Saturday, January 8, 2022

DR. CALIGARI (1989) Movie Review

Dr. Caligari (1989) d. Stephen Sayadian (USA) (80 min)

The only non-hardcore offering from the Artist Commonly Known as Rinse Dream is a knowingly cheeky and theatrical presentation, production-designed to the teeth and performed with great artifice and gusto by its go-for-the-throat ensemble. The “concept” sees the famed Dr. Caligari’s (of the 1920 Robert Wiene classic) granddaughter (Madeleine Reynall) having set up shop as a groundbreaking psychiatrist working with a nymphomaniacal patient (Laura Albert) at the behest of her befuddled husband (Gene Zerna). Meanwhile, the other doctors at the clinic, who question Caligari’s taboo-busting methods, seek to have her booted from the staff.

This simple outline, however, belies the nightmarish, surrealistic vision that Sayadian manifests on what was presumably a relatively small budget, with special acknowledgments given to Ken Diaz’s resourceful prosthetics crew. From a giant tongue that lovingly laves one female patient to the six-foot mammaries protruding from another, hardly a scene goes by without some flashy visual that would elicit a stiffie, er, stiff thumbs up from Screaming Mad George, John Carl Buechler, and/or Rob Bottin.

The screenplay by the director and Jerry Stahl is filled with flowery arch one-liners that fly trippingly off the lips of the wackadoo characters; while none of it makes a lot of sense, it’s highly quotable material that will have you reaching for the rewind button more than once.

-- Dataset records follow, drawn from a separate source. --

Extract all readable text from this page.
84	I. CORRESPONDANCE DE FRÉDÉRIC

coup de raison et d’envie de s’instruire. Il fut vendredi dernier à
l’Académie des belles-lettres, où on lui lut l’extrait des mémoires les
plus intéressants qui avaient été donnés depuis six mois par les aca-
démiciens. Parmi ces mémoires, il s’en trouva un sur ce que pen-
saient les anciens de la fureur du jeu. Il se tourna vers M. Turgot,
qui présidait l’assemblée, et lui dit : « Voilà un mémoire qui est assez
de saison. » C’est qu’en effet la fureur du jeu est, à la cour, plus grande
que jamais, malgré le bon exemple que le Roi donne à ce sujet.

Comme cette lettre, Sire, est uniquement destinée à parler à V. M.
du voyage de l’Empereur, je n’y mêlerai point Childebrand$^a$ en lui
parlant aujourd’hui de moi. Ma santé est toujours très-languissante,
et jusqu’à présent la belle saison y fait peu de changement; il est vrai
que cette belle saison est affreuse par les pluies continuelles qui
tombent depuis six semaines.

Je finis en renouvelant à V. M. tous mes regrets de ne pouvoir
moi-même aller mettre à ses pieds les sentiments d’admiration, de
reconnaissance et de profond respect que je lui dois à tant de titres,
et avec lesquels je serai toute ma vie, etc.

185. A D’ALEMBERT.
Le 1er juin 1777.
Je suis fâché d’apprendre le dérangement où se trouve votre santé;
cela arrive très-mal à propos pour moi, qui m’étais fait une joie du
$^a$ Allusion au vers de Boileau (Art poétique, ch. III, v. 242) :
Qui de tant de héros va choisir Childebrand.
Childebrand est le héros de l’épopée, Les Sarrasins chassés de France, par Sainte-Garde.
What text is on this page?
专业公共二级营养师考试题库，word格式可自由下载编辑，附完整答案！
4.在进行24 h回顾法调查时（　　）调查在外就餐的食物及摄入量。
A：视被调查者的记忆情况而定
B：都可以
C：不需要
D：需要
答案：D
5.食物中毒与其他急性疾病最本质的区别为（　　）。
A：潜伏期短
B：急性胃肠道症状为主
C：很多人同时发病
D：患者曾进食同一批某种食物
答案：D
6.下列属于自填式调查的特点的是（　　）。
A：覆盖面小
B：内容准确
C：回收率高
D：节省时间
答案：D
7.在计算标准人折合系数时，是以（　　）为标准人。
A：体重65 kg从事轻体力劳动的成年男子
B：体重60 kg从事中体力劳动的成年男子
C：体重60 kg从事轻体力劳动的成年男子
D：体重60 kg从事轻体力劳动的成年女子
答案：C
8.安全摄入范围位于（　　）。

Unsurprisingly, nudity and sexual themes abound even as the titillation meter barely registers; it’s hard to get aroused when the babe you were just ogling suddenly starts sporting suppurating sores from her stems.

As energetic and dynamic as Sayadian’s creation is, the sense of “Look How Weird and Wild We Are” gets a little exhausting within the relatively short 80-minute run time, but it’s impossible not to applaud the effort as a whole. For those whose tastes run to the outlandish, a table-straining banquet awaits.

Trivia: Composer Mitchell Froom, who also scored Sayadian’s Cafe Flesh and Nightdreams, is better known as the producer for such pop acts as Crowded House, Los Lobos, Indigo Girls, Pearl Jam, Bonnie Raitt, and Suzanne Vega, to whom he was married for a time. (He’s currently hitched to Vonda Shepard.)